Texas Rangers
- Pitcher
- Born: April 9, 1996 (age 30) Fujinomiya, Shizuoka, Japan
- Bats: RightThrows: Right
- Stats at Baseball Reference

Medals
Men's baseball
Representing Brazil
Pan American Games
| Silver medal – second place | 2023 Santiago | Team |

= Daniel Missaki =

Brazilian baseball player (born 1996)

Daniel Ryuske Missaki (born April 9, 1996) is a Brazilian professional baseball pitcher in the Texas Rangers organization.

== Career ==
===Seattle Mariners===
Missaki represented Brazil at the 2013 World Baseball Classic, and was the youngest player in the tournament, at just 16 years old. Following the tournament, on June 19, 2013, Missaki signed as an international free agent with the Seattle Mariners.

After signing with Seattle, Missaki made his professional debut that season with the Arizona League Mariners, going 0–1 with a 6.23 ERA in 13 innings pitched. In 2014, he played with the Pulaski Mariners where he pitched to a 6-3 record and a 2.76 ERA in 11 starts, and in 2015, Missaki pitched for the Clinton LumberKings. On May 1, 2015, Missaki and two relievers combined on a no-hitter for the LumberKings against the Cedar Rapids Kernels. Later that month, he underwent Tommy John surgery that ended his season. In six starts prior to the surgery, he was 1-2 with a 3.41 ERA.

===Milwaukee Brewers===
Following the 2015 season, the Mariners traded Missaki, Carlos Herrera, and Freddy Peralta to the Milwaukee Brewers for Adam Lind. He missed both the 2016 and 2017 seasons after having another Tommy John surgery. In 2018, despite making a couple of appearances in spring training, Missaki did not pitch in a regular season game. He was released from the Brewers organization on September 18, 2018.
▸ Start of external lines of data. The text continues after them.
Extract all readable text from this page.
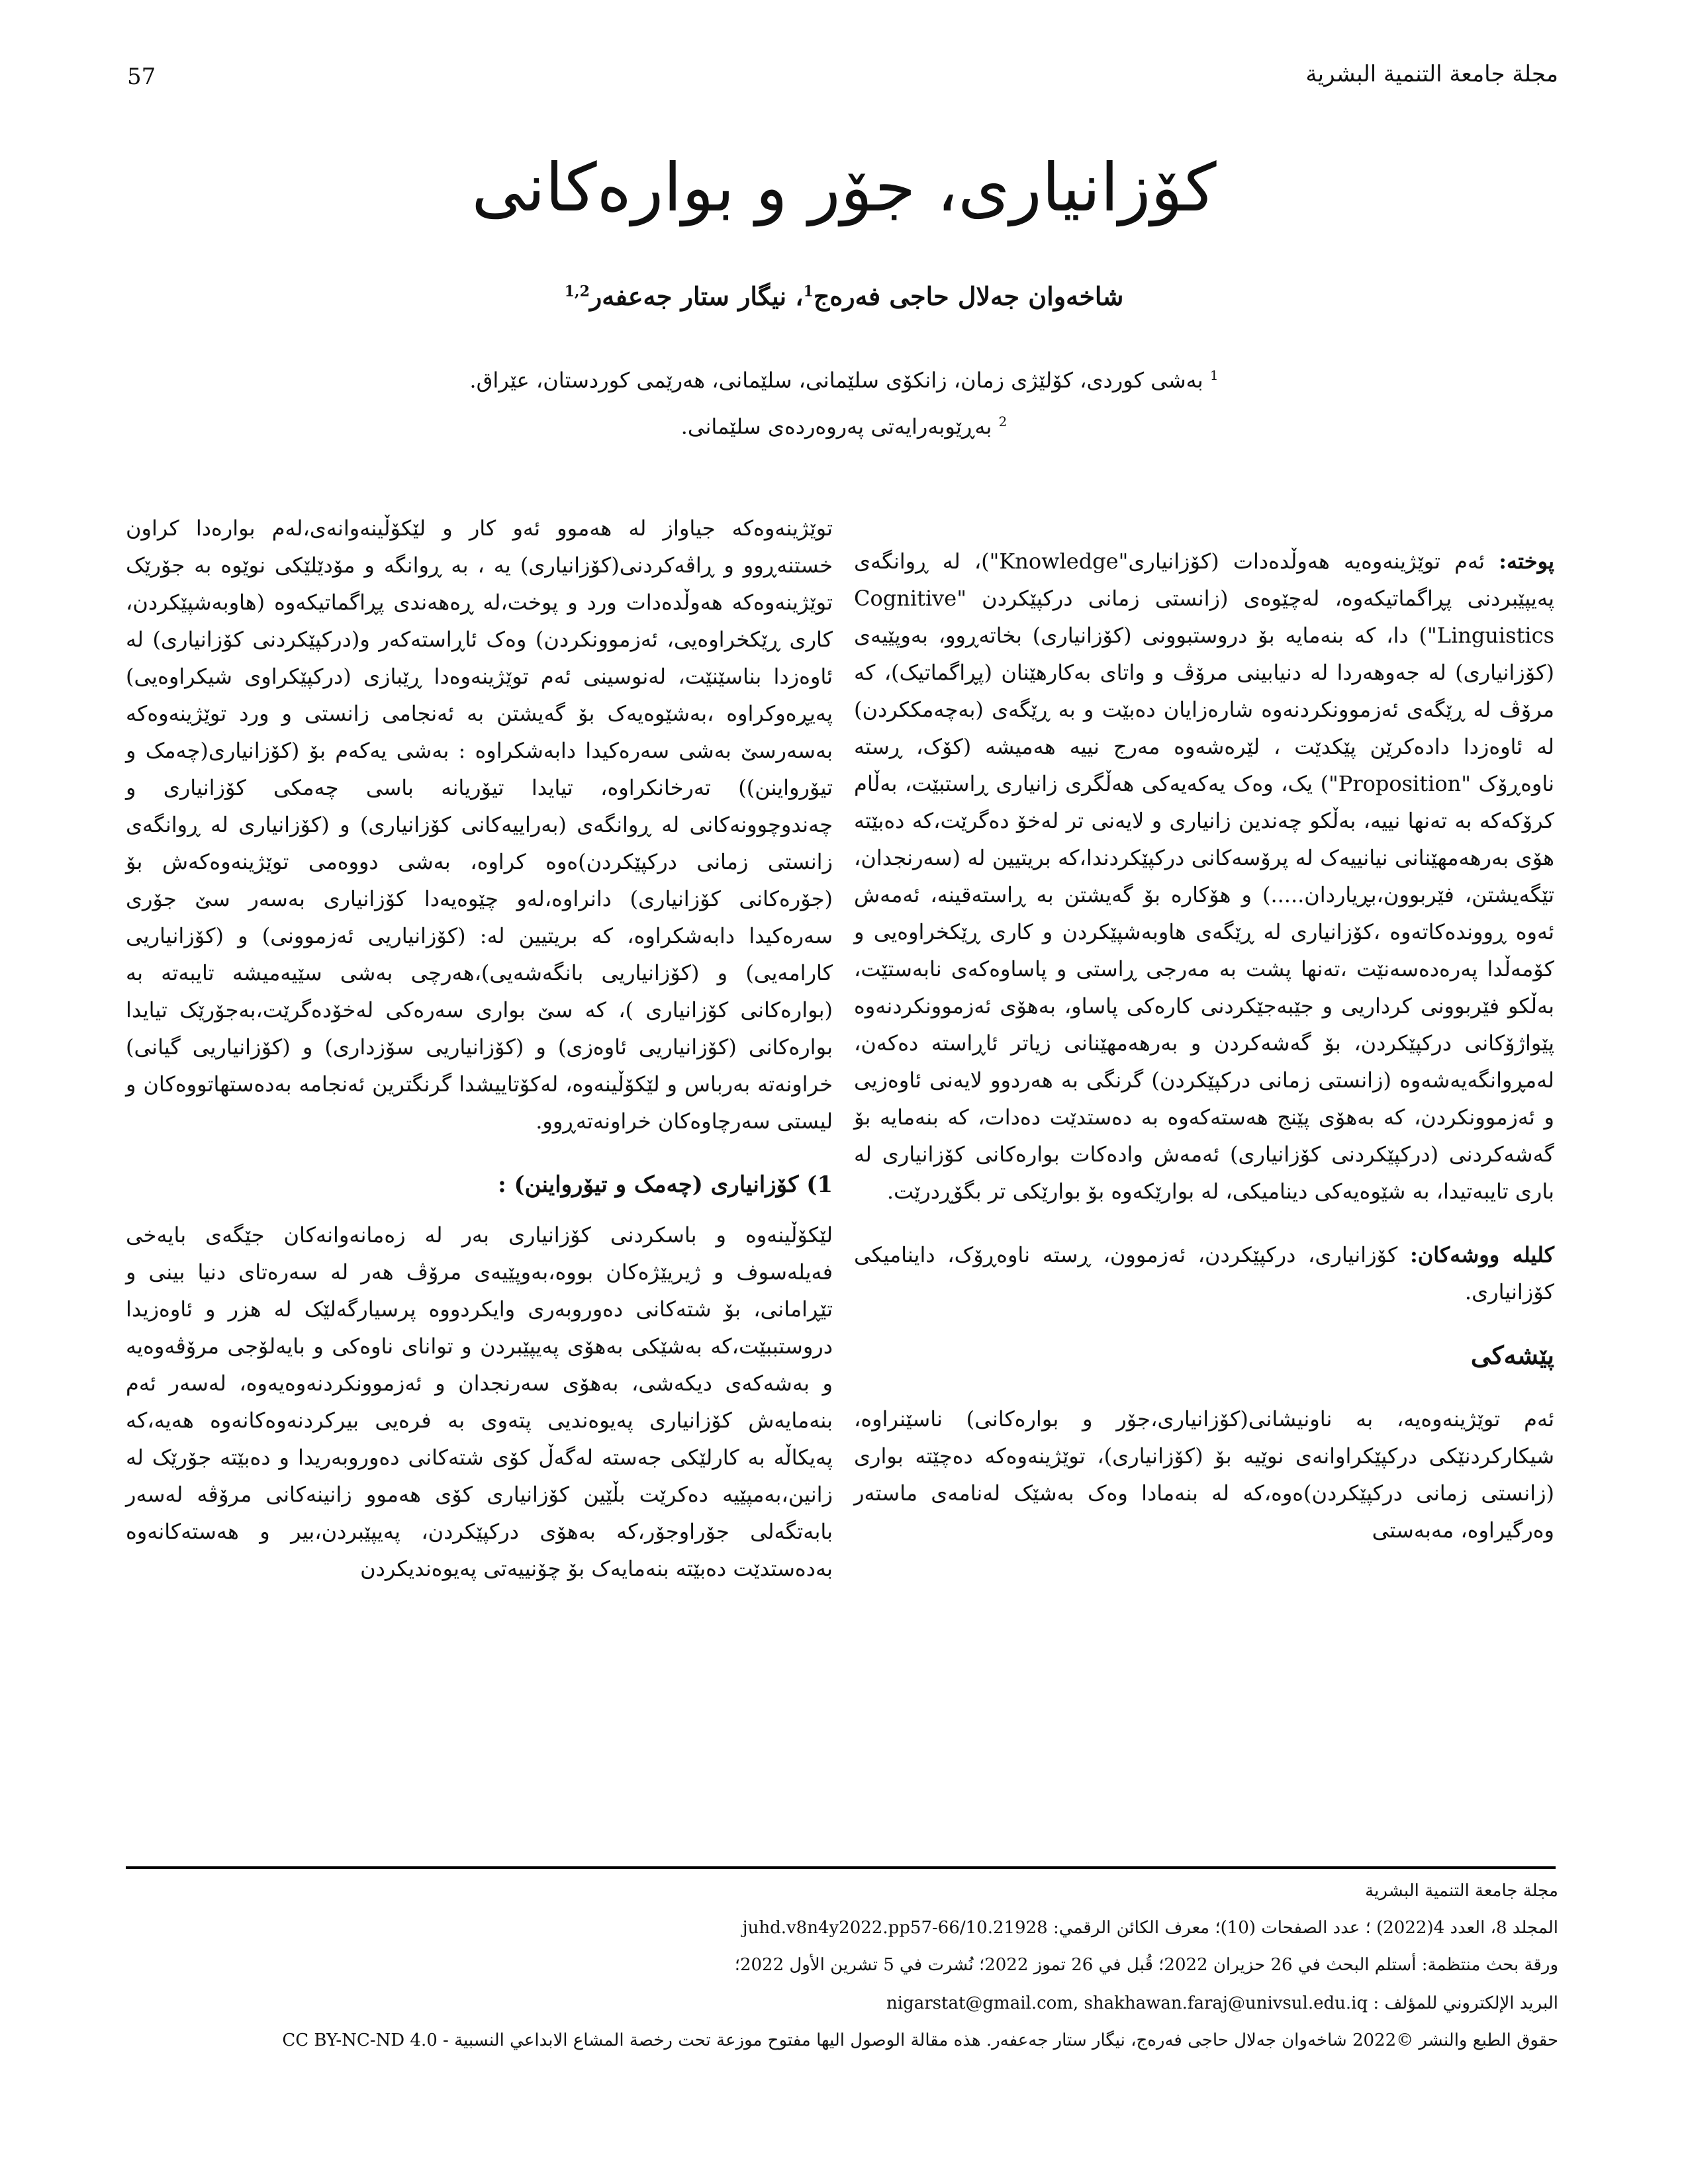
57	مجلة جامعة التنمية البشرية
کۆزانیاری، جۆر و بوارەکانی
شاخەوان جەلال حاجی فەرەج$^1$، نیگار ستار جەعفەر$^{1,2}$
$^1$ بەشی کوردی، کۆلێژی زمان، زانکۆی سلێمانی، سلێمانی، هەرێمی کوردستان، عێراق.
$^2$ بەڕێوبەرایەتی پەروەردەی سلێمانی.

پوختە: ئەم توێژینەوەیە هەوڵدەدات (کۆزانیاری"Knowledge")، لە ڕوانگەی پەیپێبردنی پڕاگماتیکەوە، لەچێوەی (زانستی زمانی درکپێکردن "Cognitive Linguistics") دا، کە بنەمایە بۆ دروستبوونی (کۆزانیاری) بخاتەڕوو، بەوپێیەی (کۆزانیاری) لە جەوهەردا لە دنیابینی مرۆڤ و واتای بەکارهێنان (پڕاگماتیک)، کە مرۆڤ لە ڕێگەی ئەزموونکردنەوە شارەزایان دەبێت و بە ڕێگەی (بەچەمککردن) لە ئاوەزدا دادەکرێن پێکدێت ، لێرەشەوە مەرج نییە هەمیشە (کۆک، ڕستە ناوەڕۆک "Proposition") یک، وەک یەکەیەکی هەڵگری زانیاری ڕاستبێت، بەڵام کرۆکەکە بە تەنها نییە، بەڵکو چەندین زانیاری و لایەنی تر لەخۆ دەگرێت،کە دەبێتە هۆی بەرهەمهێنانی نیانییەک لە پرۆسەکانی درکپێکردندا،کە بریتیین لە (سەرنجدان، تێگەیشتن، فێربوون،بڕیاردان.....) و هۆکارە بۆ گەیشتن بە ڕاستەقینە، ئەمەش ئەوە ڕووندەکاتەوە ،کۆزانیاری لە ڕێگەی هاوبەشپێکردن و کاری ڕێکخراوەیی و کۆمەڵدا پەرەدەسەنێت ،تەنها پشت بە مەرجی ڕاستی و پاساوەکەی نابەستێت، بەڵکو فێربوونی کرداریی و جێبەجێکردنی کارەکی پاساو، بەهۆی ئەزموونکردنەوە پێواژۆکانی درکپێکردن، بۆ گەشەکردن و بەرهەمهێنانی زیاتر ئاڕاستە دەکەن، لەمڕوانگەیەشەوە (زانستی زمانی درکپێکردن) گرنگی بە هەردوو لایەنی ئاوەزیی و ئەزموونکردن، کە بەهۆی پێنج هەستەکەوە بە دەستدێت دەدات، کە بنەمایە بۆ گەشەکردنی (درکپێکردنی کۆزانیاری) ئەمەش وادەکات بوارەکانی کۆزانیاری لە باری تایبەتیدا، بە شێوەیەکی دینامیکی، لە بوارێکەوە بۆ بوارێکی تر بگۆڕدرێت.

کلیلە ووشەکان: کۆزانیاری، درکپێکردن، ئەزموون، ڕستە ناوەڕۆک، داینامیکی کۆزانیاری.

پێشەکی

ئەم توێژینەوەیە، بە ناونیشانی(کۆزانیاری،جۆر و بوارەکانی) ناسێنراوە، شیکارکردنێکی درکپێکراوانەی نوێیە بۆ (کۆزانیاری)، توێژینەوەکە دەچێتە بواری (زانستی زمانی درکپێکردن)ەوە،کە لە بنەمادا وەک بەشێک لەنامەی ماستەر وەرگیراوە، مەبەستی

توێژینەوەکە جیاواز لە هەموو ئەو کار و لێکۆڵینەوانەی،لەم بوارەدا کراون خستنەڕوو و ڕاڤەکردنی(کۆزانیاری) یە ، بە ڕوانگە و مۆدێلێکی نوێوە بە جۆرێک توێژینەوەکە هەوڵدەدات ورد و پوخت،لە ڕەهەندی پڕاگماتیکەوە (هاوبەشپێکردن، کاری ڕێکخراوەیی، ئەزموونکردن) وەک ئاڕاستەکەر و(درکپێکردنی کۆزانیاری) لە ئاوەزدا بناسێنێت، لەنوسینی ئەم توێژینەوەدا ڕێبازی (درکپێکراوی شیکراوەیی) پەیڕەوکراوە ،بەشێوەیەک بۆ گەیشتن بە ئەنجامی زانستی و ورد توێژینەوەکە بەسەرسێ بەشی سەرەکیدا دابەشکراوە : بەشی یەکەم بۆ (کۆزانیاری(چەمک و تیۆرواینن)) تەرخانکراوە، تیایدا تیۆریانە باسی چەمکی کۆزانیاری و چەندوچوونەکانی لە ڕوانگەی (بەراییەکانی کۆزانیاری) و (کۆزانیاری لە ڕوانگەی زانستی زمانی درکپێکردن)ەوە کراوە، بەشی دووەمی توێژینەوەکەش بۆ (جۆرەکانی کۆزانیاری) دانراوە،لەو چێوەیەدا کۆزانیاری بەسەر سێ جۆری سەرەکیدا دابەشکراوە، کە بریتیین لە: (کۆزانیاریی ئەزموونی) و (کۆزانیاریی کارامەیی) و (کۆزانیاریی بانگەشەیی)،هەرچی بەشی سێیەمیشە تایبەتە بە (بوارەکانی کۆزانیاری )، کە سێ بواری سەرەکی لەخۆدەگرێت،بەجۆرێک تیایدا بوارەکانی (کۆزانیاریی ئاوەزی) و (کۆزانیاریی سۆزداری) و (کۆزانیاریی گیانی) خراونەتە بەرباس و لێکۆڵینەوە، لەکۆتاییشدا گرنگترین ئەنجامە بەدەستهاتووەکان و لیستی سەرچاوەکان خراونەتەڕوو.

1) کۆزانیاری (چەمک و تیۆرواینن) :

لێکۆڵینەوە و باسکردنی کۆزانیاری بەر لە زەمانەوانەکان جێگەی بایەخی فەیلەسوف و ژیریێژەکان بووە،بەوپێیەی مرۆڤ هەر لە سەرەتای دنیا بینی و تێڕامانی، بۆ شتەکانی دەوروبەری وایکردووە پرسیارگەلێک لە هزر و ئاوەزیدا دروستببێت،کە بەشێکی بەهۆی پەیپێبردن و توانای ناوەکی و بایەلۆجی مرۆڤەوەیە و بەشەکەی دیکەشی، بەهۆی سەرنجدان و ئەزموونکردنەوەیەوە، لەسەر ئەم بنەمایەش کۆزانیاری پەیوەندیی پتەوی بە فرەیی بیرکردنەوەکانەوە هەیە،کە پەیکاڵە بە کارلێکی جەستە لەگەڵ کۆی شتەکانی دەوروبەریدا و دەبێتە جۆرێک لە زانین،بەمپێیە دەکرێت بڵێین کۆزانیاری کۆی هەموو زانینەکانی مرۆڤە لەسەر بابەتگەلی جۆراوجۆر،کە بەهۆی درکپێکردن، پەیپێبردن،بیر و هەستەکانەوە بەدەستدێت دەبێتە بنەمایەک بۆ چۆنییەتی پەیوەندیکردن

مجلة جامعة التنمية البشرية
المجلد 8، العدد 4(2022) ؛ عدد الصفحات (10)؛ معرف الكائن الرقمي: 10.21928/juhd.v8n4y2022.pp57-66
ورقة بحث منتظمة: أستلم البحث في 26 حزيران 2022؛ قُبل في 26 تموز 2022؛ نُشرت في 5 تشرين الأول 2022؛
البريد الإلكتروني للمؤلف : nigarstat@gmail.com, shakhawan.faraj@univsul.edu.iq
حقوق الطبع والنشر ©2022 شاخەوان جەلال حاجی فەرەج، نیگار ستار جەعفەر. هذه مقالة الوصول اليها مفتوح موزعة تحت رخصة المشاع الابداعي النسبية - CC BY-NC-ND 4.0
===Tochigi Golden Braves===
Missaki signed with the Tochigi Golden Braves of Baseball Challenge League on April 10, 2020.

===Yomiuri Giants===
On August 17, 2021, Missaki signed with the Yomiuri Giants of the Nippon Professional Baseball (NPB) as a developmental squad player for forty thousand dollars.

Missaki made 8 appearances for Yomiuri's farm team, pitching to a 2.45 ERA in 2022, but did not appear for the main club. He became a free agent following the 2022 season.

===Return to Latin America===
In 2023, Missaki played with the Centauros de La Guaira, a team in the newly created, summer-time Venezuelan Major League. Missaki also returned to Brazil and played for his hometown Nippon Blue Jays in the Brazilian league, awaiting new professional opportunities.

===Caimanes de Barranquilla===
Missaki signed with the Caimanes de Barranquilla of the Colombian Professional Baseball League for the 2023–24 season. In nine regular season appearances, he worked to a 1.26 ERA with 42 strikeouts over 35 2/3 innings pitched. He won two games in the final series against Vaqueros de Montería, including a complete-game shutout in the final, championship-winning game. Missaki was named MVP of both the regular season and the final series.

===Diablos Rojos del México===
On January 16, 2024, Missaki signed with the Diablos Rojos del México of the Mexican League. He pitched against the New York Yankees in a spring training game at Estadio Alfredo Harp Helú on March 25th, loading the bases but managing to work himself out of the inning without conceding a run. In five total appearances with the Diablos, he posted a 2–0 record with a 1.50 ERA and 10 strikeouts over 6 innings pitched.

===Chicago Cubs===
On April 24, 2024, Missaki signed a minor league contract with the Chicago Cubs. In 20 appearances split between the rookie-level Arizona Complex League Cubs, Double-A Tennessee Smokies, and Triple-A Iowa Cubs, he accumulated a 4.68 ERA with 44 strikeouts across 32 2/3 innings pitched. Missaki elected free agency following the season on November 4.

===Texas Rangers===
On January 6, 2025, Missaki signed a minor league contract with the Texas Rangers. On March 18, 2026, he was placed on the full-season injured list ending his season before it began.

==International career==
Missaki was selected for Brazil national baseball team at the 2013 World Baseball Classic Qualification, 2013 World Baseball Classic, and the 2019 Pan American Games Qualifier. At the 2013 WBC qualifiers, where Brazil earned its first ever World Baseball Classic berth, Missaki pitched 0.2 innings of scoreless relief. At the 2013 tournament, he pitched 0.1 innings of scoreless relief. He was named to the Brazilian national team roster for the 2021 World Baseball Classic Qualifier, before it was cancelled due to the COVID-19 pandemic.

Missaki was part of the Brazilian squad that won the silver medal at the 2023 Pan American Games contested in Santiago, Chile in October 2023.